Когда вечереет и холодает, когда кашель и нудно, когда незачем и нечем, и хочется заболеть — просто потому, что так бывает, и не надо искать причин — давайте вместо этого просто посидим сами с собою тихо, и вспомним Дорочку. Вспомним Дорочку, хотя бы потому, что, как все говорили, Дорочке — хорошо.

Дорочке хорошо, и всегда хорошо, есть такие люди, им хорошо в любой ситуации, как—то так получается, не очень понятно, почему. И не то что бы особые у них какие заслуги, то есть, может, особые заслуги и есть, но не очень понятно, какие, тем более — Дорочка, вы смеётесь, какие у неё заслуги. Разве что родилась, ну если это считать, тогда — да.

У её родителей вообще—то долго не было детей, они и поженились—то не рано, пока то, пока сё, двое не самых молодых и не слишком красивых людей, поженились и поселились, ну как все, вы же знаете, так многие делают, женятся и селятся, почему нет. Они, безусловно, любили друг друга, хотя сегодня о том и не речь, любили и в этой любви всё пытались и пытались кого—нибудь зачать, только у них всё не получалось и не получалось.
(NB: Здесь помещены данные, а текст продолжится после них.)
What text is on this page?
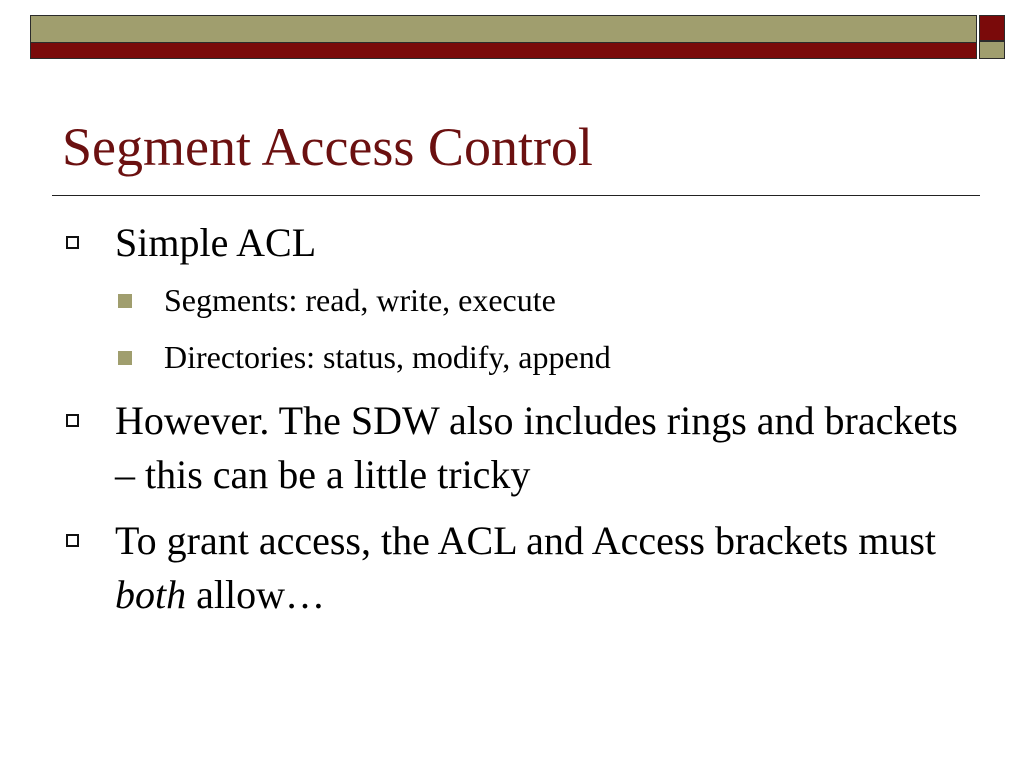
Segment Access Control
Simple ACL
Segments: read, write, execute
Directories: status, modify, append
However. The SDW also includes rings and brackets – this can be a little tricky
To grant access, the ACL and Access brackets must both allow…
А это ведь было время не то что сейчас, тогда ведь нельзя было пойти к доктору и зачать, тогда ведь пили какие—то капли и читали молитвы разве что, и вообще, о чем вы говорите, Грузия, начало века.

Солнце, много солнца (вот вам и причина забыть про кашель) и главная улица имени Руставели, дом прямо на неё окнами, красивый богатый дом, и детей бы, детей, но нет, нет, и отчаивались уже, как вдруг — Дорочка. Радость такая, что вся улица Руставели слышит и видит, и Дорочка, да, чудесный такой ребенок, подарок небес, и неважно, что там с остальной жизнью вокруг. Двадцатые годы, Грузия, солнце, много солнца, и по—прежнему богатый дом, и со второго этажа на улицу Руставели глядит ангел, настоящий ангел, Дорочка. Родители плакали от умиления, ручки, ножки, волосики, с ума сойти. Вымолили. Выпросили. Получили. Самое главное, самое заветное, самое лучшее — получили. С этого момента они оба были непрерывно и неизменно счастливы.
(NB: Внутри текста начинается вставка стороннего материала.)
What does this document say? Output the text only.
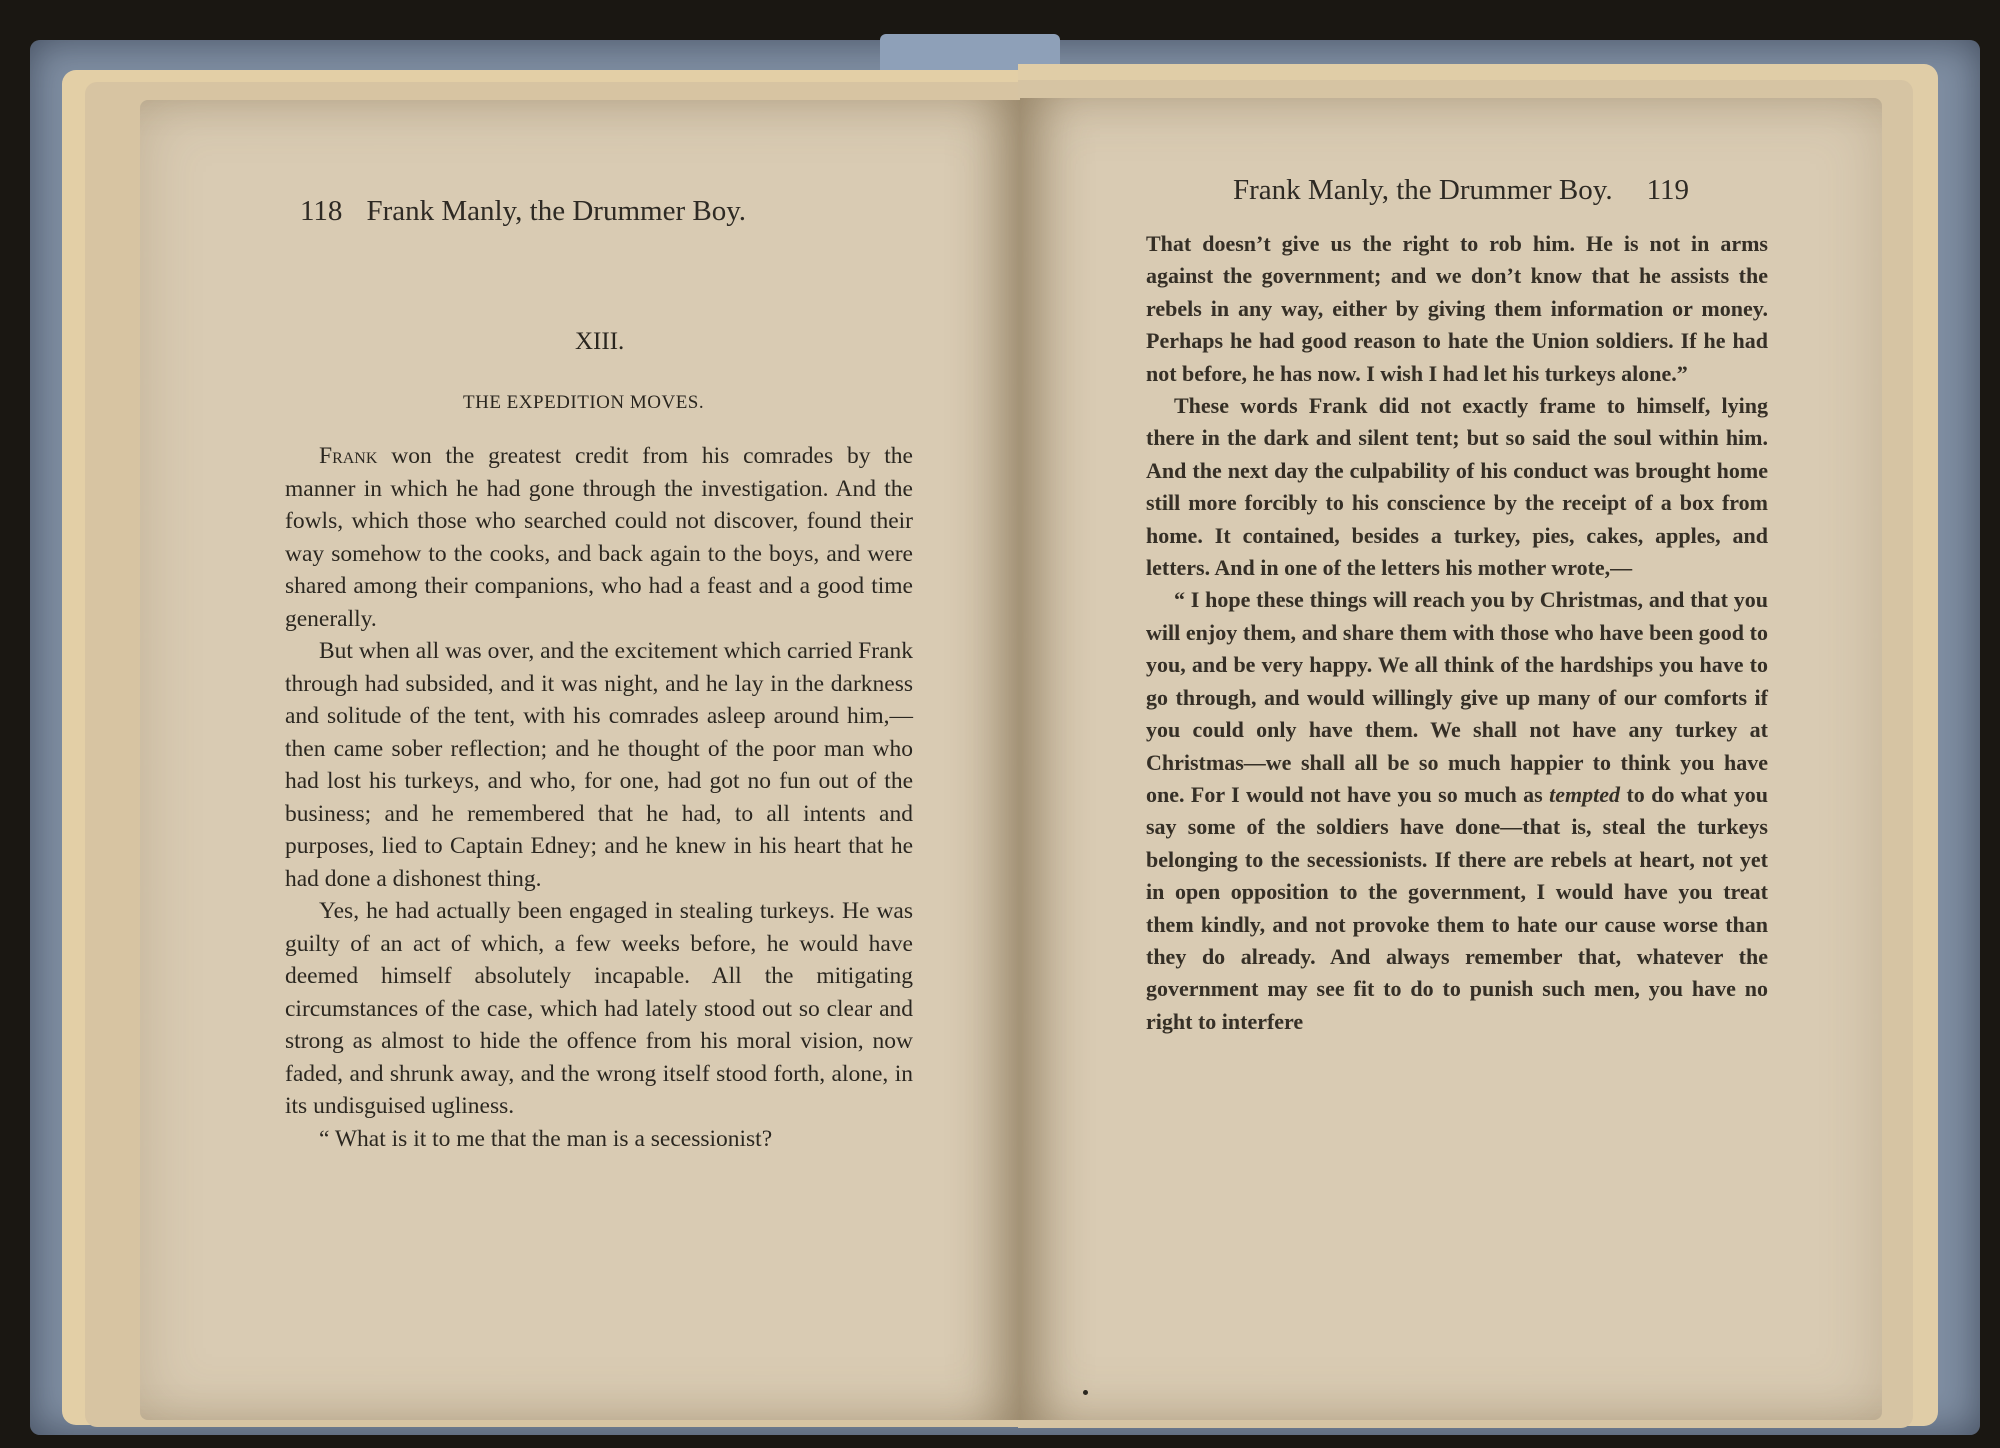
118 Frank Manly, the Drummer Boy.
XIII.
THE EXPEDITION MOVES.

Frank won the greatest credit from his comrades by the manner in which he had gone through the investigation. And the fowls, which those who searched could not discover, found their way somehow to the cooks, and back again to the boys, and were shared among their companions, who had a feast and a good time generally.

But when all was over, and the excitement which carried Frank through had subsided, and it was night, and he lay in the darkness and solitude of the tent, with his comrades asleep around him,—then came sober reflection; and he thought of the poor man who had lost his turkeys, and who, for one, had got no fun out of the business; and he remembered that he had, to all intents and purposes, lied to Captain Edney; and he knew in his heart that he had done a dishonest thing.

Yes, he had actually been engaged in stealing turkeys. He was guilty of an act of which, a few weeks before, he would have deemed himself absolutely incapable. All the mitigating circumstances of the case, which had lately stood out so clear and strong as almost to hide the offence from his moral vision, now faded, and shrunk away, and the wrong itself stood forth, alone, in its undisguised ugliness.

“ What is it to me that the man is a secessionist?

Frank Manly, the Drummer Boy. 119

That doesn’t give us the right to rob him. He is not in arms against the government; and we don’t know that he assists the rebels in any way, either by giving them information or money. Perhaps he had good reason to hate the Union soldiers. If he had not before, he has now. I wish I had let his turkeys alone.”

These words Frank did not exactly frame to himself, lying there in the dark and silent tent; but so said the soul within him. And the next day the culpability of his conduct was brought home still more forcibly to his conscience by the receipt of a box from home. It contained, besides a turkey, pies, cakes, apples, and letters. And in one of the letters his mother wrote,—

“ I hope these things will reach you by Christmas, and that you will enjoy them, and share them with those who have been good to you, and be very happy. We all think of the hardships you have to go through, and would willingly give up many of our comforts if you could only have them. We shall not have any turkey at Christmas—we shall all be so much happier to think you have one. For I would not have you so much as tempted to do what you say some of the soldiers have done—that is, steal the turkeys belonging to the secessionists. If there are rebels at heart, not yet in open opposition to the government, I would have you treat them kindly, and not provoke them to hate our cause worse than they do already. And always remember that, whatever the government may see fit to do to punish such men, you have no right to interfere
Обычно Дорочка спала до трех часов дня, в три вставала. Неторопливо завтракала булочками и какао, позже — кофе, мама ставила всё на стол и сама садилась рядом, провожая движением горла каждый глоток. После завтрака Дорочка выходила на улицу Руставели, и гуляла по ней, проходя до конца улицы в одну сторону, а потом, тоже до конца — в другую. Возвращалась домой слушать радио — радио она любила. Послушав, опять что—то кушала, и опять шла на улицу Руставели, сидеть на лавочке. Сидеть на теплой лавочке прямо под окнами собственного дома Дорочке не надоедало никогда — она шла домой только тогда, когда её обеспокоенная мама выходила на балкон и звала. Дорочка, звала мама, Дорочка, обед! На обед была обязательно курица, обязательно фрукты, обязательно витамины, Дорочка, тебе вкусно, родная? После обеда Дорочка сразу шла спать, и спала до утра, которое наступало у неё, как обычно, в три часа дня.
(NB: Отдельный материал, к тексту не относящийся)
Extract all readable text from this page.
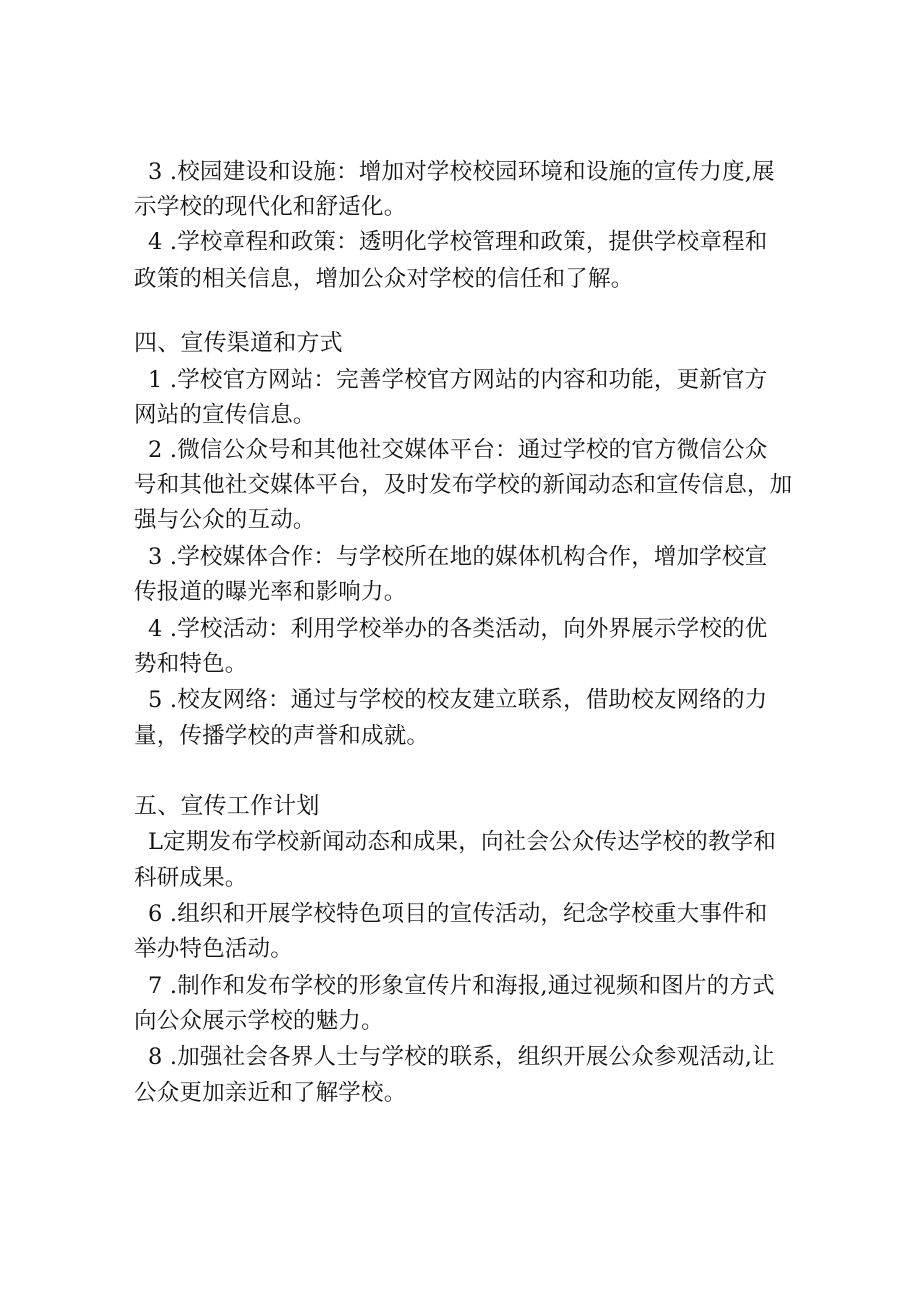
3 .校园建设和设施：增加对学校校园环境和设施的宣传力度,展
示学校的现代化和舒适化。
4 .学校章程和政策：透明化学校管理和政策，提供学校章程和
政策的相关信息，增加公众对学校的信任和了解。
四、宣传渠道和方式
1 .学校官方网站：完善学校官方网站的内容和功能，更新官方
网站的宣传信息。
2 .微信公众号和其他社交媒体平台：通过学校的官方微信公众
号和其他社交媒体平台，及时发布学校的新闻动态和宣传信息，加
强与公众的互动。
3 .学校媒体合作：与学校所在地的媒体机构合作，增加学校宣
传报道的曝光率和影响力。
4 .学校活动：利用学校举办的各类活动，向外界展示学校的优
势和特色。
5 .校友网络：通过与学校的校友建立联系，借助校友网络的力
量，传播学校的声誉和成就。
五、宣传工作计划
L定期发布学校新闻动态和成果，向社会公众传达学校的教学和
科研成果。
6 .组织和开展学校特色项目的宣传活动，纪念学校重大事件和
举办特色活动。
7 .制作和发布学校的形象宣传片和海报,通过视频和图片的方式
向公众展示学校的魅力。
8 .加强社会各界人士与学校的联系，组织开展公众参观活动,让
公众更加亲近和了解学校。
Хорошо этой Дорочке, вздыхали двоюродные братья, во множестве росшие недалеко от улицы Руставели, ничего—то она не делает, ничего—то от неё не требуется, ничего ей не надо. Хорошо. Нет, конечно, была в какой—то невнятный момент какая—то школа, и даже несколько каких—то лет в ней Дорочка проучилась, может, и неплохо проучилась, кто знает, кто ж следил. Главное, что школа в какой—то момент закончилась, сколько там той школы, а потом началось то, что продолжалось потом без конца: подъем в три, завтрак, прогулка по улице Руставели, радио, лавочка, обед, сон. Хорошо этой Дорочке, вздыхали двоюродные братья, поступавшие в институты, женившиеся, работавшие, маявшиеся, хорошо ей, бывает же, везёт же, да.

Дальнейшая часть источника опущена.